Now, he assesses that there were episodes of highs in the dollar for no apparent reason other than a “bad mood feedback” in the market, due to the fragile moment worldwide.

“If you allow these detachments, you can pay a greater sin than you should. We had a devaluation of almost 10%, half came back and the world started to catch fire. If you get weakened in a situation like this, a price correction scenario, it’s easier to get hurt”.

For him, “sometimes in the BC there is excessive orthodoxy, a concern about not being taxed as someone who is not influencing the currency level, and then it is absent. He is so afraid of making mistakes that he makes mistakes by omission. I’d rather make a mistake by action than by omission, because you can correct it”.

The performance leaves something to be desired, but it is to be expected that we will have more volatility ahead, eventually a more efficient Central Bank would be good for everyone

Sérgio Machado, manager of the Trópico Cash fund

André Modenesi also assesses that the Central Bank could be carrying out more auctions and with higher values, in order to reduce volatility, which also results in inflationary pressures.

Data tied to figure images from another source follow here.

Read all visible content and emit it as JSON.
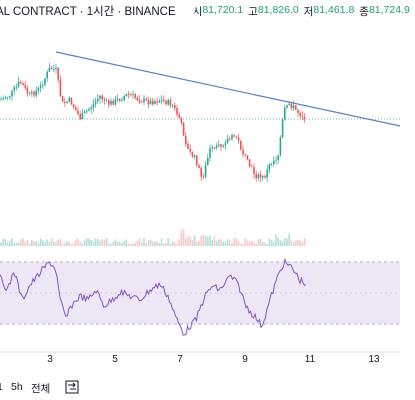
{
  "header": {
    "title": "AL CONTRACT · 1시간 · BINANCE",
    "ohlc": [
      {
        "label": "시",
        "value": "81,720.1"
      },
      {
        "label": "고",
        "value": "81,826.0"
      },
      {
        "label": "저",
        "value": "81,461.8"
      },
      {
        "label": "종",
        "value": "81,724.9"
      }
    ],
    "ohlc_color": "#1e9e7a"
  },
  "xaxis": {
    "labels": [
      "3",
      "5",
      "7",
      "9",
      "11",
      "13"
    ]
  },
  "bottom_bar": {
    "ranges": [
      "",
      "5h",
      "전체"
    ]
  },
  "bottom_bar_labels": {
    "r1": "1",
    "r2": "5h",
    "r3": "전체"
  },
  "colors": {
    "up": "#26a69a",
    "down": "#ef5350",
    "trendline": "#5b7fc4",
    "price_line": "#26a69a",
    "rsi_line": "#7e57c2",
    "rsi_band": "#ede7f6"
  },
  "icons": [
    "live-status-icon",
    "compare-icon"
  ]
}
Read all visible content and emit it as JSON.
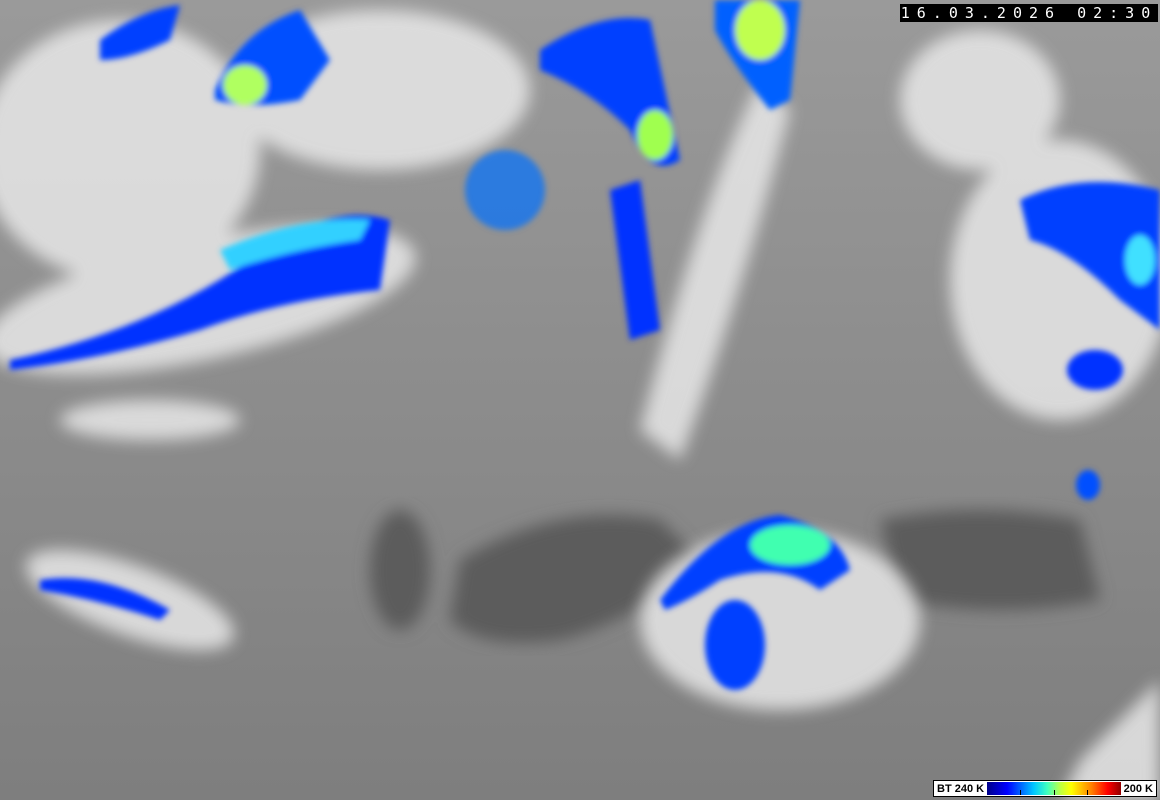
{
  "timestamp": "16.03.2026 02:30",
  "legend": {
    "low_label": "BT 240 K",
    "high_label": "200 K",
    "colors": [
      "#00008a",
      "#0000ff",
      "#00c8ff",
      "#40ffc0",
      "#ffff00",
      "#ff8000",
      "#ff0000",
      "#900000"
    ]
  },
  "image": {
    "type": "infrared satellite image",
    "colormap_for_cold_cloud_tops": "blue-cyan-yellow-red"
  }
}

For him, this may not be happening because the autarchy “sees that it is a more lasting trend due to the high interest rates at the Fed. A heavier act should only be done after it becomes clearer where the Fed is going, and the fear is that Powell [presidente do Federal Reserve ] become a new Volcker, which gave the interest rate shock in the 1980s”.

Alexandre Schwartsman says that the Central Bank could even try to moderate variations through auctions, but that there is not much that can be done with these tools in the current scenario.

“The dollar is at the strongest level in the world since 2002. The best moment for the real was in the first half of April. It’s a global movement, so it’s natural that I go up here”, he says.

“My view is that you can intervene, but you will lose, because there is a train coming in front of you, which is the dollar passing over all currencies due to the rise in interest rates in the United States due to inflation”.

The economist considers that the complaints in the market about the autarchy’s performance are natural in moments of a high dollar and a fall in the handbag .

“The Brazilian market knows how to sell dollars and buy stocks, they make money when stocks go up, the dollar gets cheap and interest falls. When interest rises, the dollar rises and the stock market falls, they will blame the Central Bank. They don’t know how to buy dollars because it’s expensive, they have to give up the Selic, nobody goes long in dollars, goes short, and when the dollar goes up, they lose money and complain”.

When contacted, the Central Bank replied that it would not comment.